On Sunday, his last day of campaigning in Iowa, likely ever, he carried on as per usual, visiting three field offices across the state before returning to briefly address supporters at a bar in Des Moines. “Tomorrow night is the beginning,” Sanders told a gathering at Ingersoll Tap, speaking for just about five minutes before leaving to catch a flight to Washington, where he is scheduled to attend impeachment proceedings in the Senate.
Afterward, supporters and staff milled around the bar, watching the Super Bowl.
“Is Bernie coming back?” one woman asked.
Four years ago, on the eve of the 2016 caucuses, Sanders tempered expectations about voter turnout, saying the record-breaking levels from the 2008 Democratic primary would likely “stay in the history books." At his stops at field offices on Sunday — in one rare sign of the candidate’s hopes for Monday — he told supporters he hoped to drive the “largest voter turnout in the history of the Iowa caucus.”
“Basically the message is that we cannot simply complain about the status quo,” Sanders said. “We can’t complain about Trump. We can’t complain about low wages. We can’t complain about education. We can’t complain about climate change or the high cost of prescription drugs. Now is the time to end the complaining. Now is the time for action. Action is tomorrow night.”

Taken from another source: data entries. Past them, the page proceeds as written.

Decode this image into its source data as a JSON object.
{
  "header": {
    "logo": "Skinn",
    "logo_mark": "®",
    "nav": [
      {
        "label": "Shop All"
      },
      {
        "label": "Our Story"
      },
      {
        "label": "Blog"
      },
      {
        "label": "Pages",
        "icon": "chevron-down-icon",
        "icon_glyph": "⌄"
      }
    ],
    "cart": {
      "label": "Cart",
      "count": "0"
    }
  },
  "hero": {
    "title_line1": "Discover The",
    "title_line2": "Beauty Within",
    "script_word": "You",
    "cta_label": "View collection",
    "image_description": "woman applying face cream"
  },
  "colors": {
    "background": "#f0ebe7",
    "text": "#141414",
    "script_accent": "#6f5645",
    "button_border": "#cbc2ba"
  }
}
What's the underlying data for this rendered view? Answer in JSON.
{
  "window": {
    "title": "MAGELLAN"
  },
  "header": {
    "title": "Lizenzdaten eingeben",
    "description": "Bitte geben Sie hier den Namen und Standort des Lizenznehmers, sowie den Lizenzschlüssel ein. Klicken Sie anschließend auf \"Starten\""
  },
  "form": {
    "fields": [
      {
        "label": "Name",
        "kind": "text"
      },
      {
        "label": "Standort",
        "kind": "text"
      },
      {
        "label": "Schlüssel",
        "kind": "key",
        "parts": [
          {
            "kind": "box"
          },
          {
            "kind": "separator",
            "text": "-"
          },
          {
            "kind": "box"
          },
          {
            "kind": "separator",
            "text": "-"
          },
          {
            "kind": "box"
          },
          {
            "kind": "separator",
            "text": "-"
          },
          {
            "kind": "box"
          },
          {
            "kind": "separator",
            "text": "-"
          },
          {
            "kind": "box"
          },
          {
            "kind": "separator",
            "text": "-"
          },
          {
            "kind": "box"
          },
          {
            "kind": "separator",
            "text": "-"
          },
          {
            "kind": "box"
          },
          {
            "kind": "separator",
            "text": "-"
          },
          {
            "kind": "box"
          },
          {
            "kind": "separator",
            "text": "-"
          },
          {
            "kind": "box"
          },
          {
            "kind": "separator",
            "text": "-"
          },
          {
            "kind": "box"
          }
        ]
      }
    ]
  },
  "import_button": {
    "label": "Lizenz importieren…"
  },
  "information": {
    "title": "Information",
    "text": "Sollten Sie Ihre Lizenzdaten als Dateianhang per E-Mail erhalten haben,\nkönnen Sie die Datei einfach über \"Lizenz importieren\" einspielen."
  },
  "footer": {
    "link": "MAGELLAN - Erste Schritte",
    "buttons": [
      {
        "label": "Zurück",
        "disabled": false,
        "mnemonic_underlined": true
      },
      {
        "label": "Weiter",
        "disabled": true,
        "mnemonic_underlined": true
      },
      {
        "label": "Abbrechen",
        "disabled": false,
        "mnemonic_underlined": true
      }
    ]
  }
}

There’s palpable panic elsewhere about a potential Sanders win.
John Kerry, one of the top advocates of a Joe Biden presidency, was overheard by an NBC reporter in a Des Moines hotel suggesting he may join the race himself to try and stop Sanders. Kerry later called the suggestion that he was considering running “fucking (or categorically) false.”
Hillary Clinton has also been revisiting her own frustrations with Sanders, saying in a podcast interview this week that he and his campaign did not do enough to unite the Democratic Party after their bitter 2016 contest. And those comments came after she said in a new documentary, and stood by in an interview, that “nobody” likes Sanders.
His longtime chief strategist, Jeff Weaver, explained Sanders' mindset as a “function of running against the establishment.”
“I’ve been with Bernie for 35 years,” Weaver said. “I was going to rooms with him in 1986 when there were five people coming to see him. If you can believe the polls, it looks like he will do very well tomorrow, but it’d be the same if he were behind.”
“There are always forces against you. That’s his mindset.”
On Sunday, at his last stop before returning to Des Moines, Sanders was at a campaign field office in Newton. “This is actually the last canvass organizer event that we have done in this campaign,” he remarked. Before leaving, he bent down to leave a note on a white board for his volunteers.
“Thanks for all your hard work!” he wrote.